U.S. citizens will get a bit of a heads up from the 18th Space Control Squadron, a research outpost at Vandenberg AFB near Lompoc, California that is tracking the rocket daily.

 

It’s interesting to wonder, though, about these practices from a liability perspective – as Dent’s story points out, it is possible to guide space materials in reentry, begging the question: why don’t the Chinese control their rockets?
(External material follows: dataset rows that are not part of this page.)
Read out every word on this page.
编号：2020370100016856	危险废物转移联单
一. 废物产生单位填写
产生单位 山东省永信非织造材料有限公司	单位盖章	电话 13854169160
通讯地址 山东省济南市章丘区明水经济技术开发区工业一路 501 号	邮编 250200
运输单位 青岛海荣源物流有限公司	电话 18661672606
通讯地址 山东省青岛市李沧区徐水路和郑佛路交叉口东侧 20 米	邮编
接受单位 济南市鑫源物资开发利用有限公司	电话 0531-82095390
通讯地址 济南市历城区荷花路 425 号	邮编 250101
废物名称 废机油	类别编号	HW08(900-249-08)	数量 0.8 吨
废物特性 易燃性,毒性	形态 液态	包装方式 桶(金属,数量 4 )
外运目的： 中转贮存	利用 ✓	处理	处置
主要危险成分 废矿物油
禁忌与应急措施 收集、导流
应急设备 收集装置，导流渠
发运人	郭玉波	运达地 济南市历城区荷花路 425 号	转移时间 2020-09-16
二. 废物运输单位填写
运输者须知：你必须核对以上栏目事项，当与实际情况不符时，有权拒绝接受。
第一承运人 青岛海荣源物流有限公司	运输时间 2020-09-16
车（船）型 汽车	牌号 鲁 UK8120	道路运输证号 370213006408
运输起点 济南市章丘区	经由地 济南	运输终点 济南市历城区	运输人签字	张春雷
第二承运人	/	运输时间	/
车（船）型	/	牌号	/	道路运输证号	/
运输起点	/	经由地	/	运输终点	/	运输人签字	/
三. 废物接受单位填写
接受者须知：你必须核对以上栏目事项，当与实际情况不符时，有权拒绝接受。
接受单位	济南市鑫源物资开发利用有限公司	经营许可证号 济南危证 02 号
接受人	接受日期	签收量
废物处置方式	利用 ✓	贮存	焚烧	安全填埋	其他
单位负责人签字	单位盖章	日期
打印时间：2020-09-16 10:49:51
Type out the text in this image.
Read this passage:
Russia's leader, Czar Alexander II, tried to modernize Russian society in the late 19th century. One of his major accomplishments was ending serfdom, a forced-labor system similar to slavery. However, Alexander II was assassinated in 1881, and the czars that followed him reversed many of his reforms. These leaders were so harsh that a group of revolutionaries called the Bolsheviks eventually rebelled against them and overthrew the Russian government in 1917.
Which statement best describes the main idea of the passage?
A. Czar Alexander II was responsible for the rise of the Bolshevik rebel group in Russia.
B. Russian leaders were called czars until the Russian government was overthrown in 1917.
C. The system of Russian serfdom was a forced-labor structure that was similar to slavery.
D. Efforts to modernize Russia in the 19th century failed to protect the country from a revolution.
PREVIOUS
And: is this kind of like picking up your dog’s doo-doo – or, given the potential for damages, something much more important?

 

Just for fun, let’s see what the reaction is over at reddit’s r/r collapse, a “free speech and thought zone about the collapse of global industrial civilisation that’s slightly less Kafkaesque than r/collapse.”

 

The lone post contains a joke comment tying the news back to China’s purported responsibility for the conditions generating the global pandemic.

 

“They say the rocket likely emerged from bats or a live animal ‘wet market’,” writes IceGoingSouth, on a thread with a news video titled: Falling China Rocket Poses Debris Threat.

 

All jokes aside – watch those skies. Also, for investors, the takeaway might be that it’s important to always think about the fallout from used hardware as you also ponder other headier concepts around product development, etc.